So Newport became a major commercial port, and her captains were selling slaves all over the British empire, particularly to planters in the Caribbean. This trade was in many ways an extension of Rhode Island’s earlier dealings in the same places for wood and food. The commerce naturally led to Jamaica and Barbados becoming the principal suppliers of Rhode Island’s imports of molasses, which was needed in order to make rum.

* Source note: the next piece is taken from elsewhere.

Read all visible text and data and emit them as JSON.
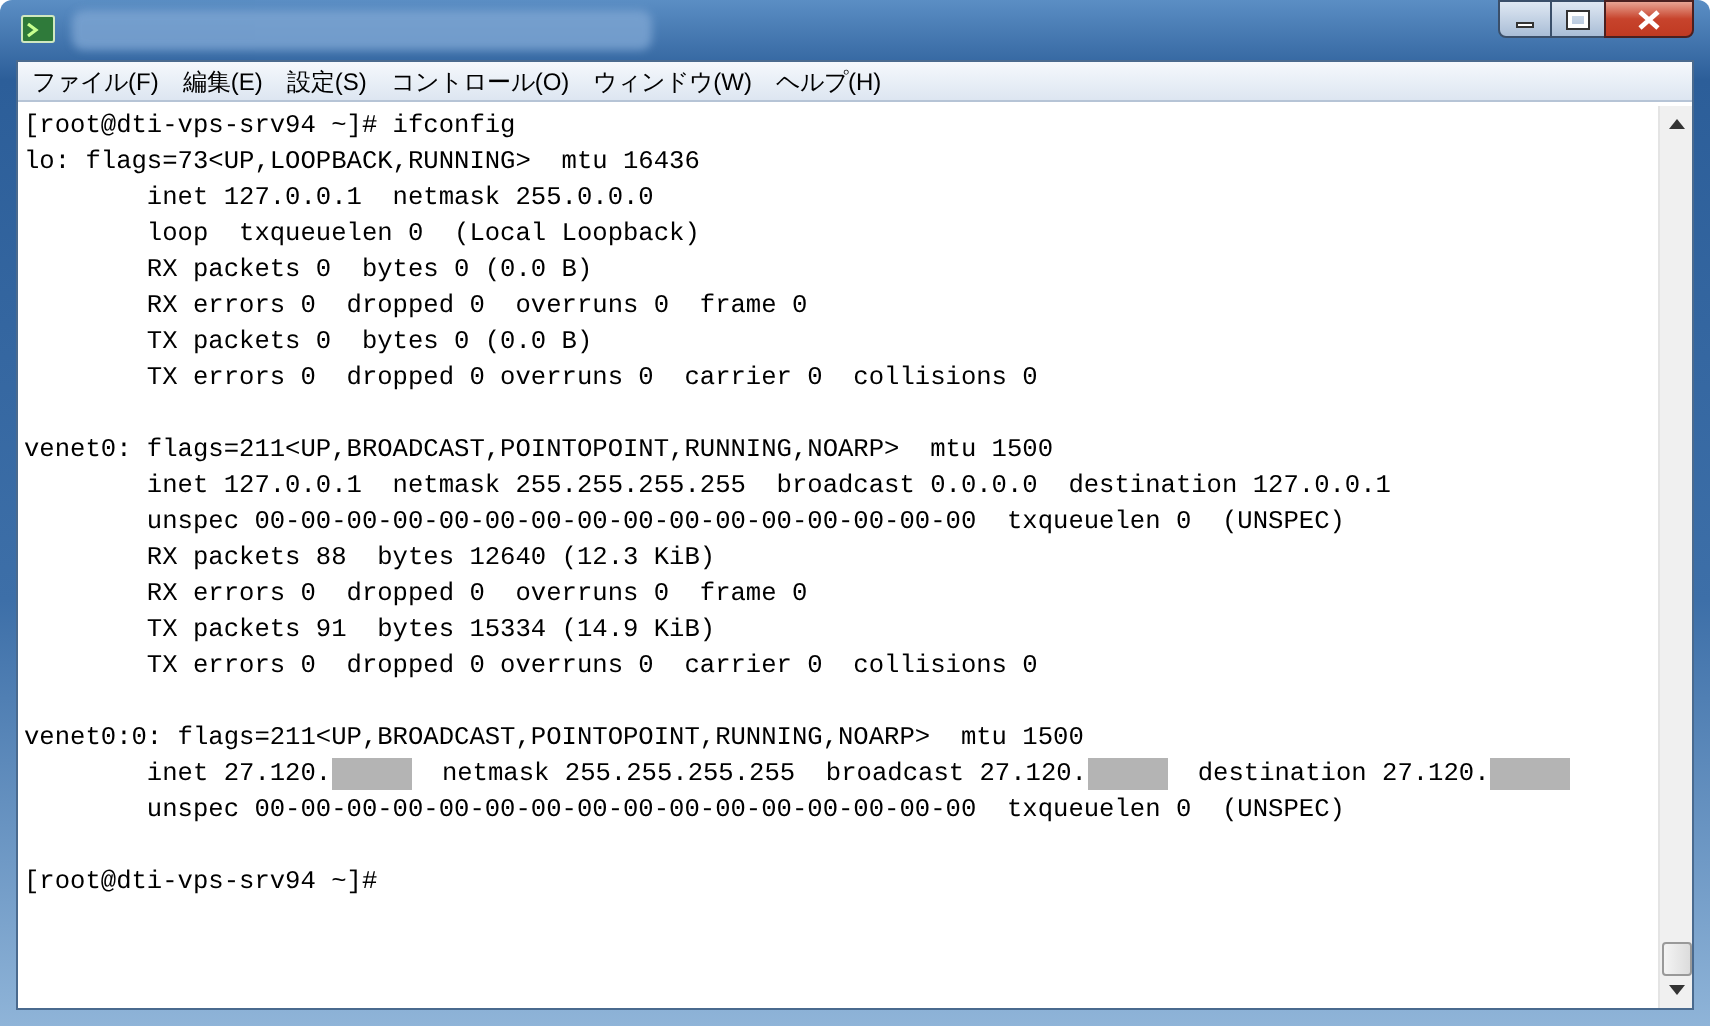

Providence, Rhode Island, was also concerned in the trade, from 1736, when James Brown, a near-illiterate merchant at that time (judging from his letters), anxious for money with which to expand his spermaceti candle-making business, fitted out the first Guineaman, the Mary, to set out from that harbor, his son Obadiah serving as supercargo. But that was an isolated instance: the next slaver from Providence was the Wheel of Fortune, sent by Obadiah in his own right as a merchant, but not till 1759.36
New York was far behind the ports of New England. Only fourteen voyages to Africa for the purpose of buying slaves seem to have been made from there between 1715 and 1747, the ships traveling across the Atlantic and directly back. The merchants concerned included descendants of old Dutch families, such as the Schuylers and van Hornes, but also Anglo-Saxon or Scottish ones, such as the Livingstons and Walters: alliances of the two social groups occurred, as when Arnot Schuyler and John Walter of New York jointly invested in the Catherine, which brought back 260 slaves from Africa in the 1730s.37
Meantime, it should not be assumed that the Americas in those years constituted the only market for West African slaves. The Moroccan Sultan Mulai Ismail carefully established a large black slave army about 1700, with 180,000 soldiers, and 20,000 of them were still under arms when he died in 1727. Such figures would suggest that at least four thousand black slaves were exported from West Africa to Morocco in the first quarter of the eighteenth century; and Egypt was probably taking as many.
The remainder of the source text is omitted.